App ID	The Application Identifier used to help the IdP service authorize Collibra DQ when you attempt to sign in.
Safe	The storage vault where your password and other authentication information are stored.
Pwd Mgr Name	The name of your safe.
accessRole	The IAM role associated with your EC2 instance.

Connect to NetApp or Amazon S3 endpoint in URI format

To connect to NetApp or Amazon S3 endpoints in URI format, select the HTTPS option, specify a Bucket Name, and then add one of the following properties to the Properties tab, depending on the URI endpoint connection type to which you are connecting:

Connection	Property
Amazon S3 endpoint URI	s3-endpoint=s3
NetApp	s3-endpoint=netapp

Connect to MinIO with path style access

Note The ability to connect to MinIO is only available in Collibra DQ versions 2024.03 or newer.

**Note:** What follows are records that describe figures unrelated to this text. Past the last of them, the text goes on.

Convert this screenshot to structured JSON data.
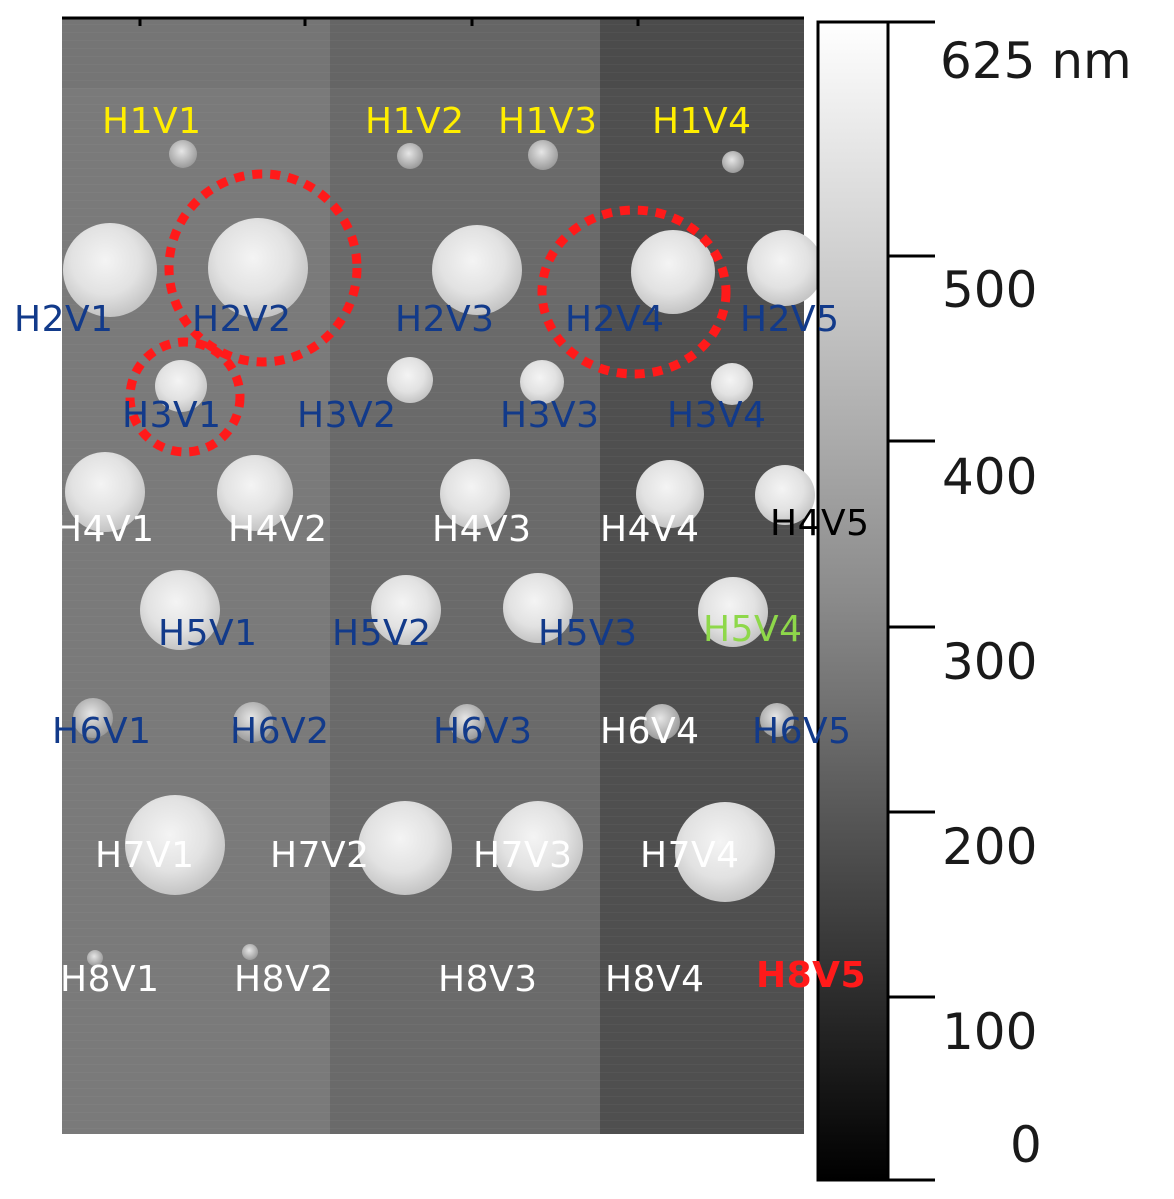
{
  "colors": {
    "label_yellow": "#ffee00",
    "label_blue": "#123a8a",
    "label_white": "#ffffff",
    "label_black": "#000000",
    "label_green": "#8ed84a",
    "label_red": "#ff1a1a",
    "highlight_ring": "#ff1a1a"
  },
  "scale_bar": {
    "unit_label": "625 nm",
    "ticks": [
      "500",
      "400",
      "300",
      "200",
      "100",
      "0"
    ],
    "max_value": 625,
    "min_value": 0
  },
  "labels": [
    {
      "text": "H1V1",
      "color": "yellow"
    },
    {
      "text": "H1V2",
      "color": "yellow"
    },
    {
      "text": "H1V3",
      "color": "yellow"
    },
    {
      "text": "H1V4",
      "color": "yellow"
    },
    {
      "text": "H2V1",
      "color": "blue"
    },
    {
      "text": "H2V2",
      "color": "blue"
    },
    {
      "text": "H2V3",
      "color": "blue"
    },
    {
      "text": "H2V4",
      "color": "blue"
    },
    {
      "text": "H2V5",
      "color": "blue"
    },
    {
      "text": "H3V1",
      "color": "blue"
    },
    {
      "text": "H3V2",
      "color": "blue"
    },
    {
      "text": "H3V3",
      "color": "blue"
    },
    {
      "text": "H3V4",
      "color": "blue"
    },
    {
      "text": "H4V1",
      "color": "white"
    },
    {
      "text": "H4V2",
      "color": "white"
    },
    {
      "text": "H4V3",
      "color": "white"
    },
    {
      "text": "H4V4",
      "color": "white"
    },
    {
      "text": "H4V5",
      "color": "black"
    },
    {
      "text": "H5V1",
      "color": "blue"
    },
    {
      "text": "H5V2",
      "color": "blue"
    },
    {
      "text": "H5V3",
      "color": "blue"
    },
    {
      "text": "H5V4",
      "color": "green"
    },
    {
      "text": "H6V1",
      "color": "blue"
    },
    {
      "text": "H6V2",
      "color": "blue"
    },
    {
      "text": "H6V3",
      "color": "blue"
    },
    {
      "text": "H6V4",
      "color": "white"
    },
    {
      "text": "H6V5",
      "color": "blue"
    },
    {
      "text": "H7V1",
      "color": "white"
    },
    {
      "text": "H7V2",
      "color": "white"
    },
    {
      "text": "H7V3",
      "color": "white"
    },
    {
      "text": "H7V4",
      "color": "white"
    },
    {
      "text": "H8V1",
      "color": "white"
    },
    {
      "text": "H8V2",
      "color": "white"
    },
    {
      "text": "H8V3",
      "color": "white"
    },
    {
      "text": "H8V4",
      "color": "white"
    },
    {
      "text": "H8V5",
      "color": "red",
      "bold": true
    }
  ],
  "highlighted": [
    "H2V2",
    "H2V4",
    "H3V1"
  ]
}
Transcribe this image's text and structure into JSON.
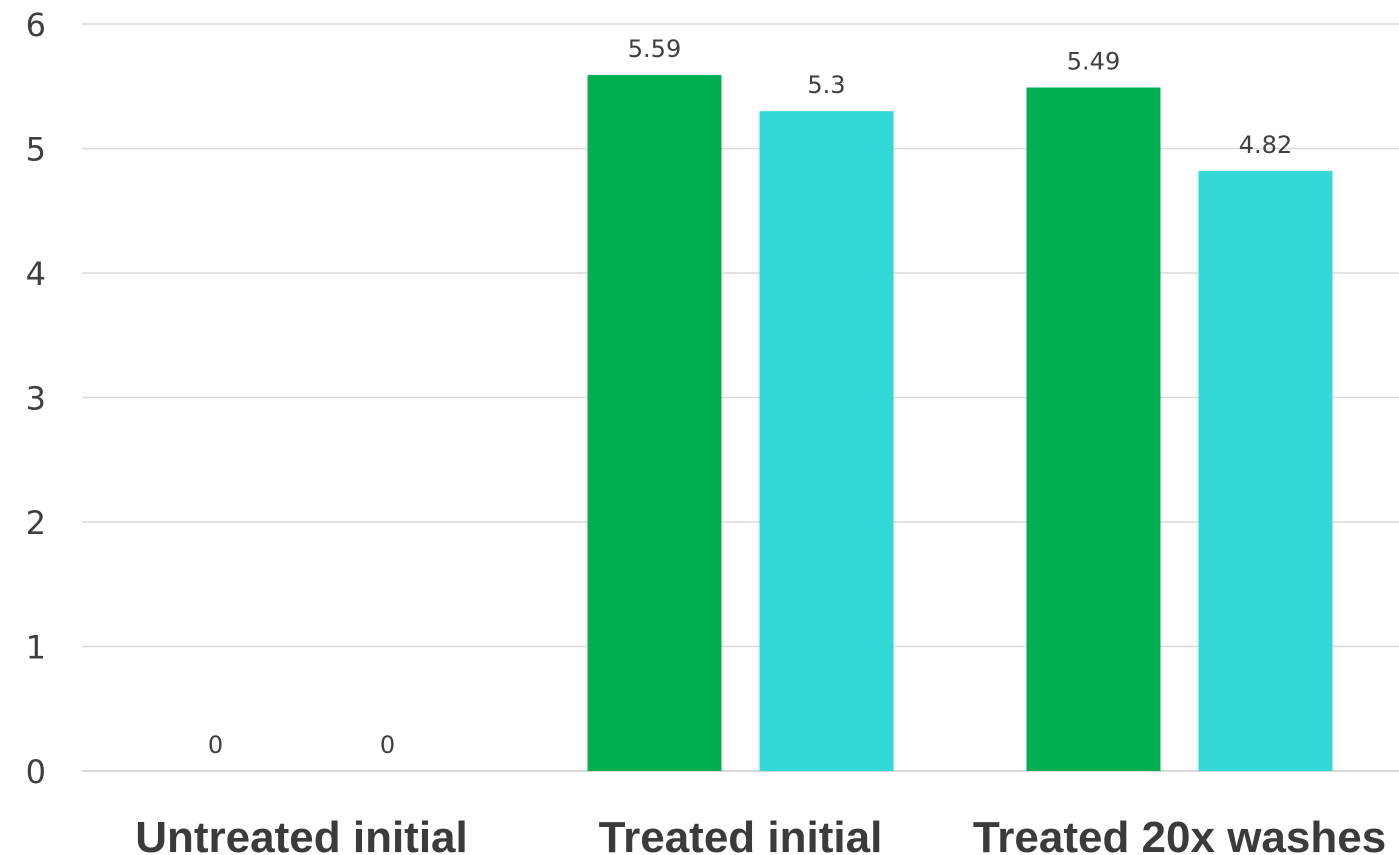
{
  "chart_data": {
    "type": "bar",
    "categories": [
      "Untreated initial",
      "Treated initial",
      "Treated 20x washes"
    ],
    "series": [
      {
        "values": [
          0,
          5.59,
          5.49
        ],
        "color": "#00b050"
      },
      {
        "values": [
          0,
          5.3,
          4.82
        ],
        "color": "#33d9d9"
      }
    ],
    "ylim": [
      0,
      6
    ],
    "yticks": [
      "0",
      "1",
      "2",
      "3",
      "4",
      "5",
      "6"
    ],
    "data_labels": [
      [
        "0",
        "5.59",
        "5.49"
      ],
      [
        "0",
        "5.3",
        "4.82"
      ]
    ],
    "grid": true,
    "legend": "none",
    "title": "",
    "xlabel": "",
    "ylabel": ""
  }
}
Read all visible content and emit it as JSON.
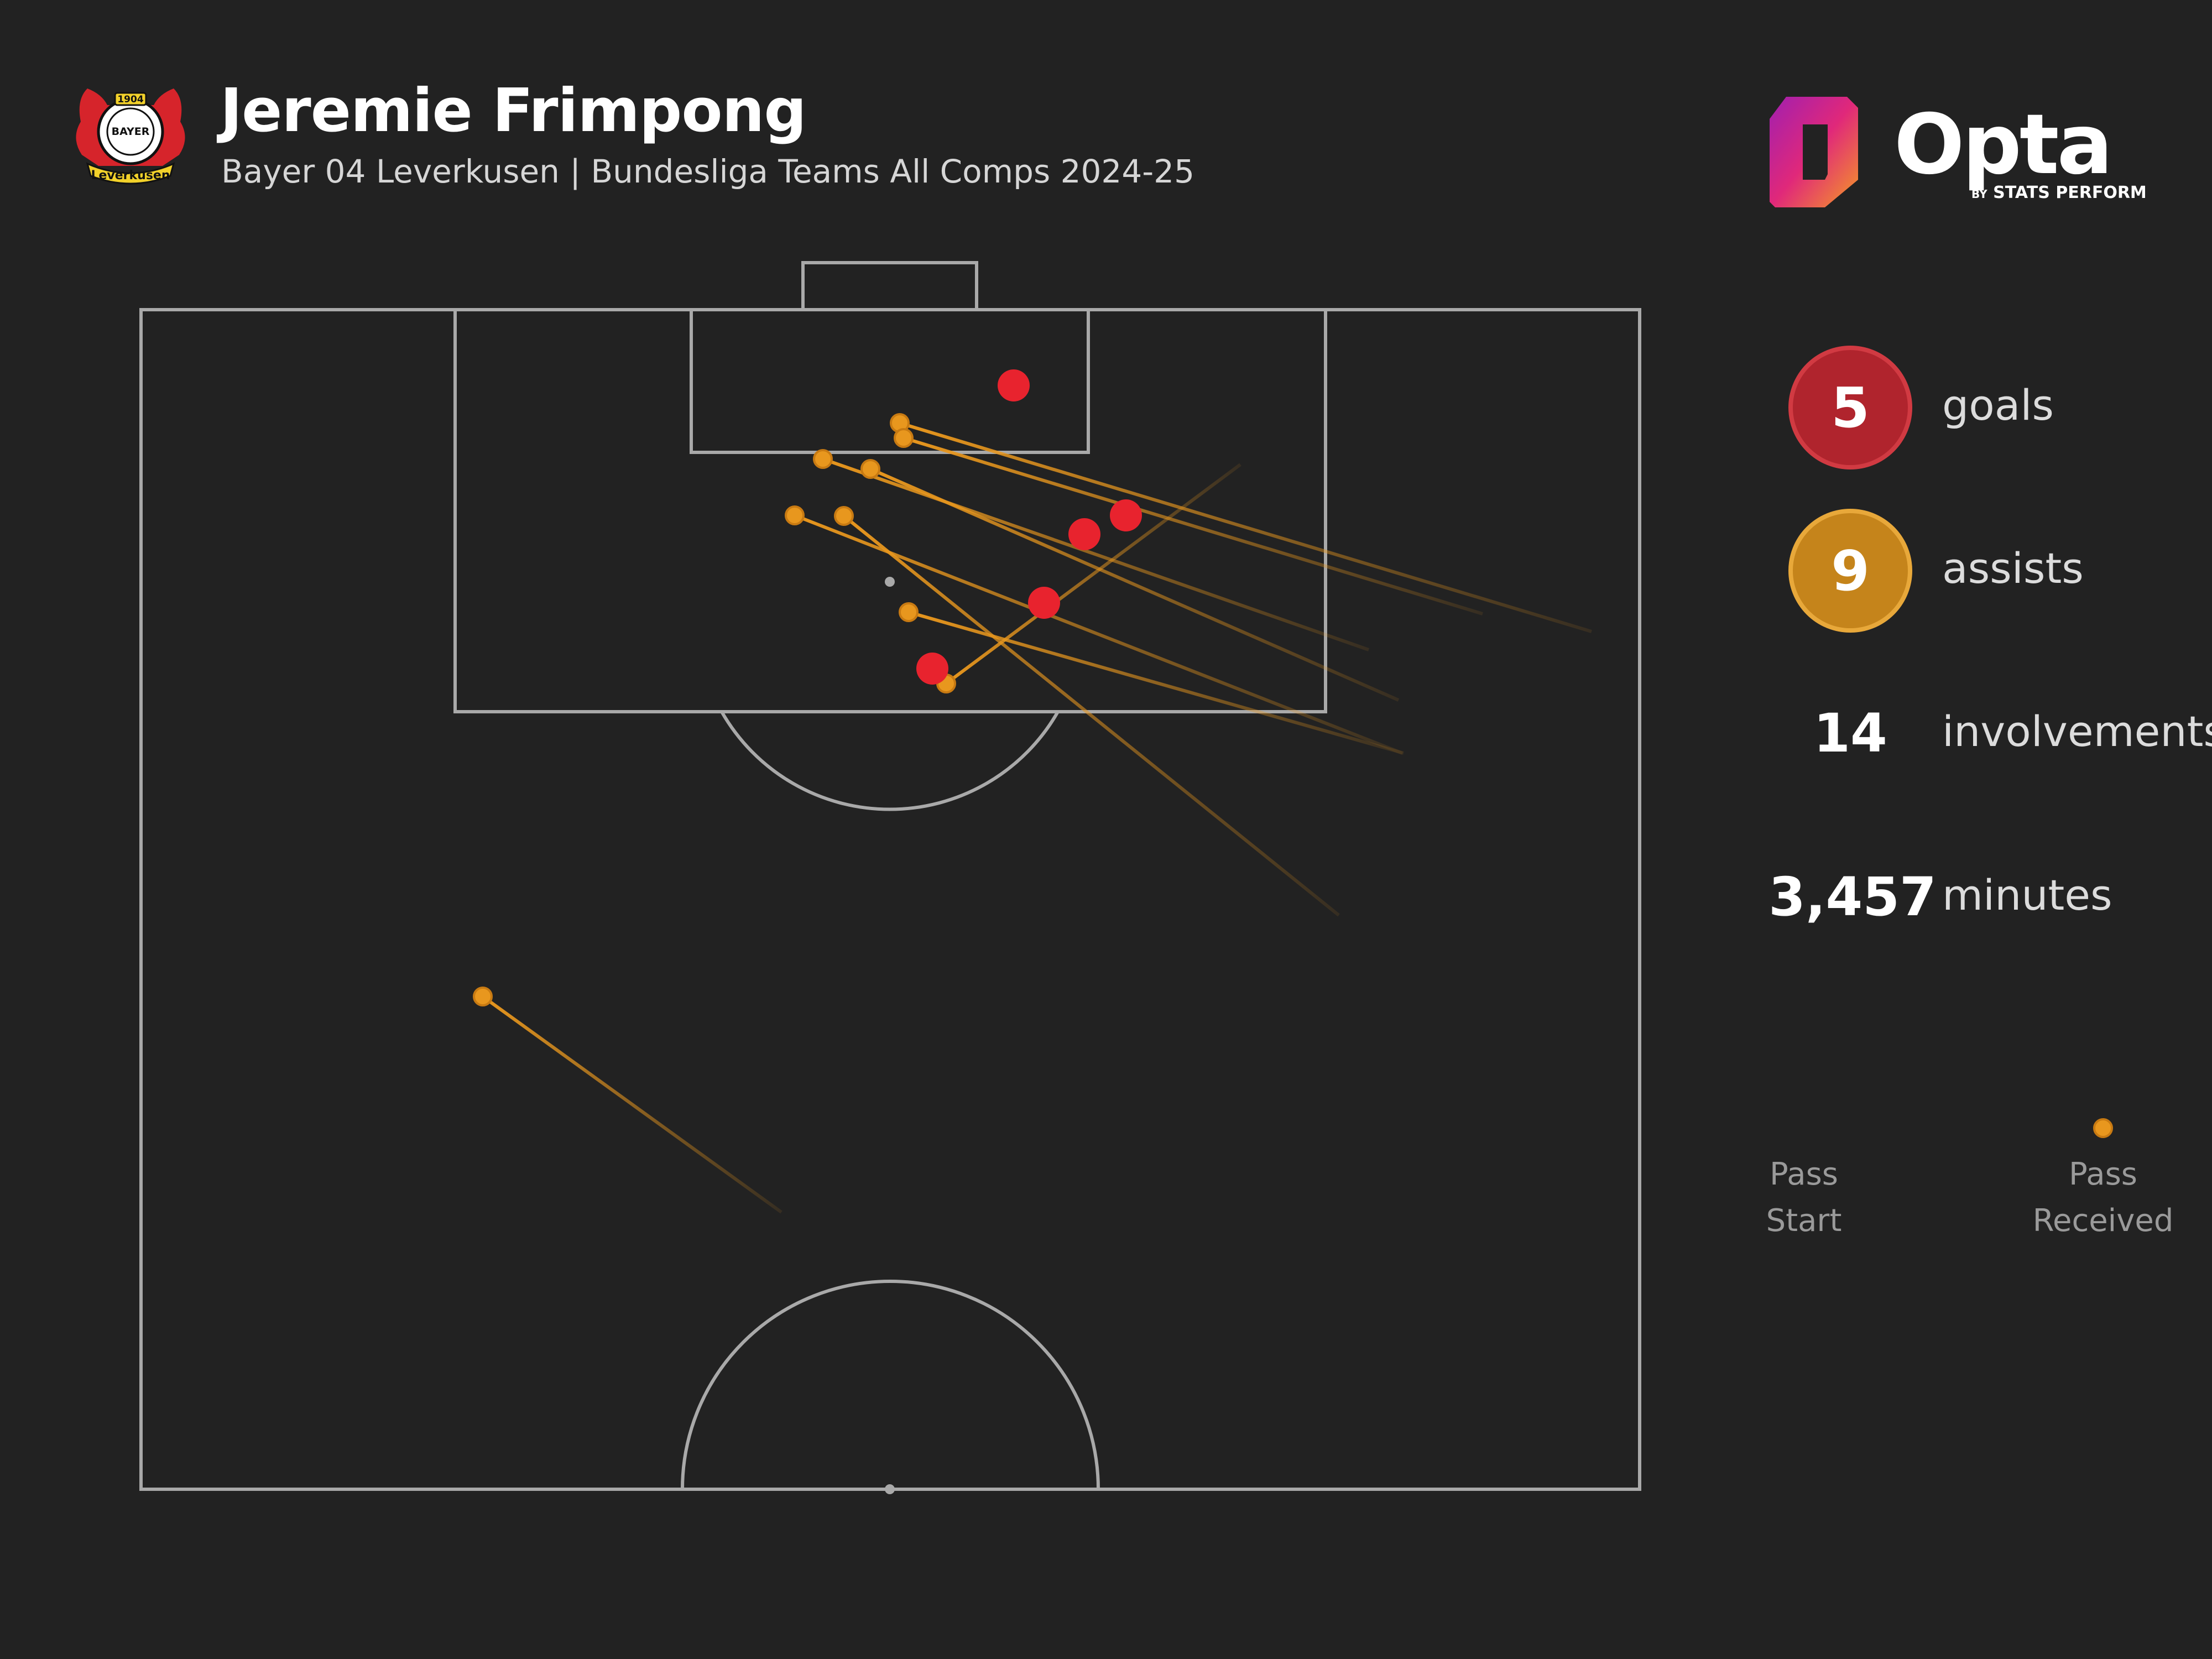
{
  "header": {
    "player_name": "Jeremie Frimpong",
    "subtitle": "Bayer 04 Leverkusen | Bundesliga Teams All Comps 2024-25",
    "crest_icon": "bayer-leverkusen-crest-icon",
    "crest_text": {
      "year": "1904",
      "bayer": "BAYER",
      "club": "Leverkusen"
    }
  },
  "brand": {
    "name": "Opta",
    "tagline_small": "BY",
    "tagline": "STATS PERFORM",
    "logo_icon": "opta-logo-icon"
  },
  "stats": [
    {
      "value": "5",
      "label": "goals",
      "color": "#b0242d",
      "border": "#d13a42"
    },
    {
      "value": "9",
      "label": "assists",
      "color": "#c5841b",
      "border": "#e8a83a"
    },
    {
      "value": "14",
      "label": "involvements"
    },
    {
      "value": "3,457",
      "label": "minutes"
    }
  ],
  "legend": {
    "start_label": [
      "Pass",
      "Start"
    ],
    "end_label": [
      "Pass",
      "Received"
    ]
  },
  "colors": {
    "background": "#222222",
    "pitch_line": "#a9a9a9",
    "goal": "#e8232e",
    "assist": "#e8971e"
  },
  "chart_data": {
    "type": "scatter",
    "goals": [
      [
        1833,
        697
      ],
      [
        2036,
        932
      ],
      [
        1961,
        966
      ],
      [
        1888,
        1090
      ],
      [
        1686,
        1209
      ]
    ],
    "assists": [
      {
        "received": [
          1627,
          765
        ],
        "start": [
          2878,
          1142
        ]
      },
      {
        "received": [
          1634,
          792
        ],
        "start": [
          2681,
          1110
        ]
      },
      {
        "received": [
          1488,
          830
        ],
        "start": [
          2475,
          1175
        ]
      },
      {
        "received": [
          1574,
          848
        ],
        "start": [
          2529,
          1266
        ]
      },
      {
        "received": [
          1437,
          932
        ],
        "start": [
          2536,
          1362
        ]
      },
      {
        "received": [
          1526,
          933
        ],
        "start": [
          2421,
          1655
        ]
      },
      {
        "received": [
          1643,
          1107
        ],
        "start": [
          2538,
          1362
        ]
      },
      {
        "received": [
          1711,
          1236
        ],
        "start": [
          2243,
          840
        ]
      },
      {
        "received": [
          873,
          1802
        ],
        "start": [
          1413,
          2192
        ]
      }
    ]
  }
}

To connect to MinIO using path style access, select the HTTPS and Path Style Access options, specify a Bucket Name, and then add the following property to the Properties tab:

Connection	Property
MinIO	s3-endpoint=minio

Important When connecting to MinIO, you must select the Path Style Access option.

Limitations

Instance Profile is not supported on DQ Cloud deployments.
Filtergram on the Data Preview tab is not available for S3 connections. Currently, there is not a workaround for this limitation.
When leveraging the Spark 3.2.2 standalone installation that comes with the AWS marketplace installation, there is a limitation due to a jar mismatch for the AWS S3 Archive feature. The issue is that the existing hadoop-aws.3.2.1 .jar file is incompatible with the feature.
- A workaround is to update the hadoop-aws-3.2.1.jar to hadoop-aws-3.3.1.jar in the spark/jars directory. The necessary .jar file can be obtained from the following link: Apache Downloads.
  Note If you encounter any difficulties locating the necessary .jar file on the Apache Downloads page, contact your CS or SE for assistance.